There are different methodsto cut stainless steel sheets and technical aspects have to be valuated to choose one: Quality of cut, tolerance and production speed are critical performance issues.
Laser cutting – high precision and productivity
The high-energy, infrared focused beam of laser cutting provides a cut width of less than one millimeter or kerf, minimising material loss. We value laser cutting for its precision and superb quality of cut surface. The thermal nature of laser technology limits its capacity to stainless steel sheet thicknesses up to 25 millimeters (in some cases even up to 30 or 35 millimeters). Furthermore, laser cutting generates a heat-affected zone (HAZ) at the boundary of the cut. Thermal stress can occur with very complex profiles, at slower cutting speeds, particularly for thin workpieces. Gas-assist technologies have minimised this limitation and help to maintain a clean surface quality. While cut length is limited, substantial cutting area dimensions are available. As a relatively low-cost approach, as well as highly efficient, producers typically prefer laser to cut thinner stainless steell sheets.
Waterjet – accuracy at greater thicknesses
Waterjet propels water that cuts material with sharp-edged cutting sand under extremely high pressure (4000 to 6000 bar). Usually the kerf has a width of approximately one millimeter. Typically used to cut thicker sheets of 40 millimeters and above, dynamic cutting eliminates any taper, that usually appears when laser or plasma cutting greater thicknesses. While Waterjet is a more expensive method, it offers value when quality and close manufactoring tolerances are critical, but sheet thickness is out of the range of laser’s limitations.
Productivity of laser cutting and waterjet prepared
Waterjet and laser are both high productivity methods; however laser is about four times more productive. Nevertheless, unlike laser, waterjet speeds can be modulated against edge quality, to meet production rate demands. Waterjet is a non-thermal process, eliminating HAZ and the need for secondary machining for complex profiles. However, this is a significant consideration in some industries, such as aerospace. Similarly to laser cutting, waterjet has little material loss and long cutting bed sizes (over twelve meters) are very rarely available.

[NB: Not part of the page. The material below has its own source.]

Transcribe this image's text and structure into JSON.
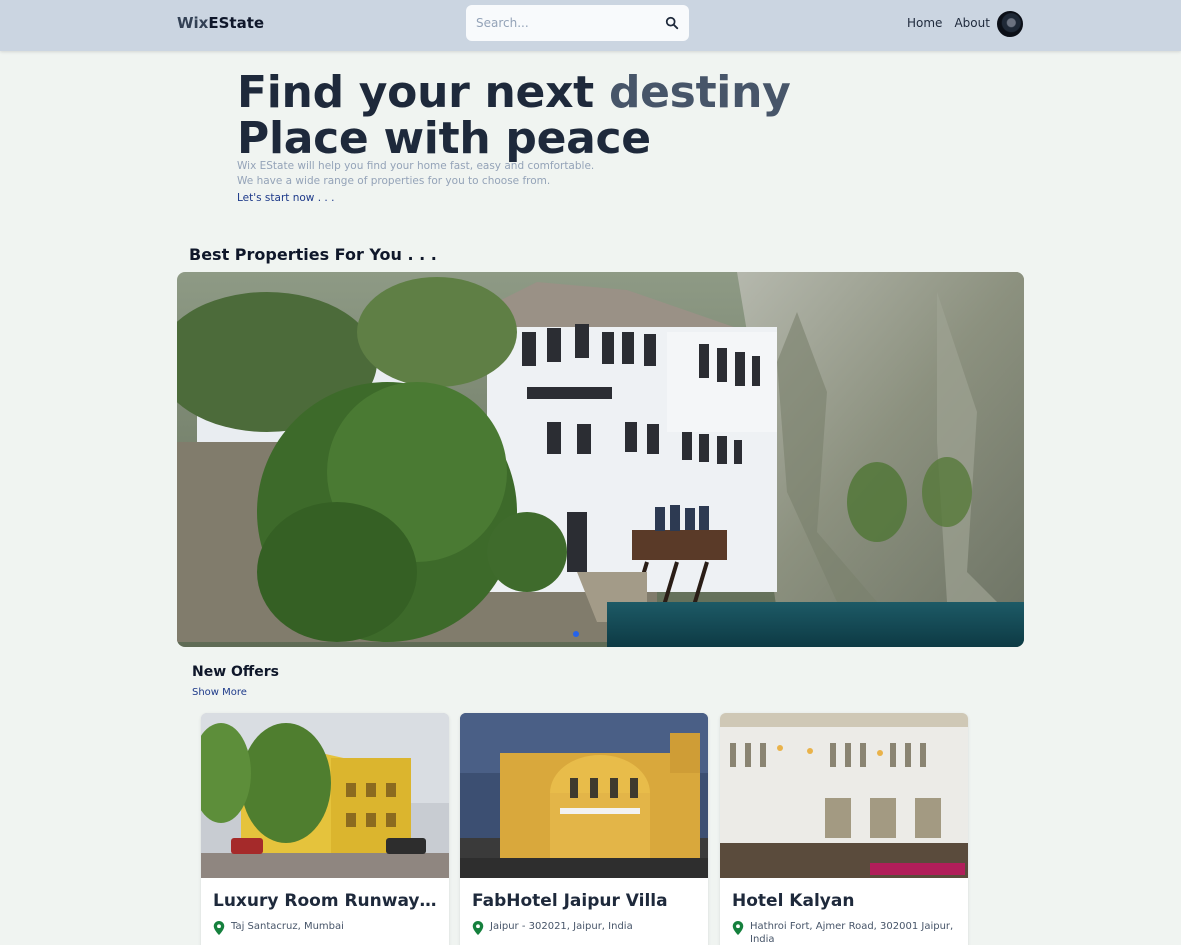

Plasma – great material thicknesses
Plasma, we know it as the fourth state of matter, is essentially a superheated, electrically conductive gas. An inert gas, such as hydrogen, argon or just shop air, is directed at very high pressure via a fine nozzle, together with an electrical arc, to form the plasma jet. This method reaches extreme temperatures on contact with conductive metals. They are rapidly cutting and simultaneously displacing vaporised material with the pressure of the jet. Plasma offers a lesser quality of cut surface and wider tolerances. However, the older technology of plasma remains invaluable for cutting steel plate at greater thicknesses, where less accuracy is acceptable. It also has the advantages of good productivity levels, lower cost and an unlimited cutting length.
The chamfered cut profile that plasma can achieve is well suited to conventional welding applications. For plasma cutting there are many facilities with long cutting beds that meet most of the requests.
Saw cutting – low-cost but with wider tolerancs
Finally, saw cutting is a traditional method that has advanced in capability and precision as machine technology has developed. Some manufacturers use variable speed band saws to cut a broad range of sheet thicknesses. Hydraulic motors and CNC technologies add control and excellent repeatability to powerful sawing capabilities.
Abrasive wheel saws are also available for the wet or dry cutting of plate steel. For thicknesses up to around 650 millimeters saws present a low-cost method. They also have the advantage of introducing minimal heat into the material to avoid distortion. Saw cutting is appropriate when the limitations of long sheet lengths and wider tolerance are no concerns.
Cutting stainless steel sheets for producing profiles with laser welding
To cut strips out of stainless steel sheets we need an adequate technology. Especially, when they will be united by the laser to profiles afterwards. In case the metal strip is the web of the profile not only the tolerance of the width and the consistency over the length are important. Also the execution of the edges is essential. A diagonal or rippled edge is not acceptable. We have to machine this web to be equally plane as the flange.
Shearing – A real alternative?
There is another cutting technology for thinner sheet thicknesses called shearing. Not only due to the limitations in regard of the length but also due to the burr that occurs, sheared strips are not applicable for laser welding profiles. Another aspect that eliminates this technology for adequate pre-material is strain hardening at the cutting edge. This is not suitable for an ideal laser weld.
When these stripes are used as flanges of the profiles, shearing can be considered as a cutting alternative for stainless steel sheets. This is also because no re-working is necessary.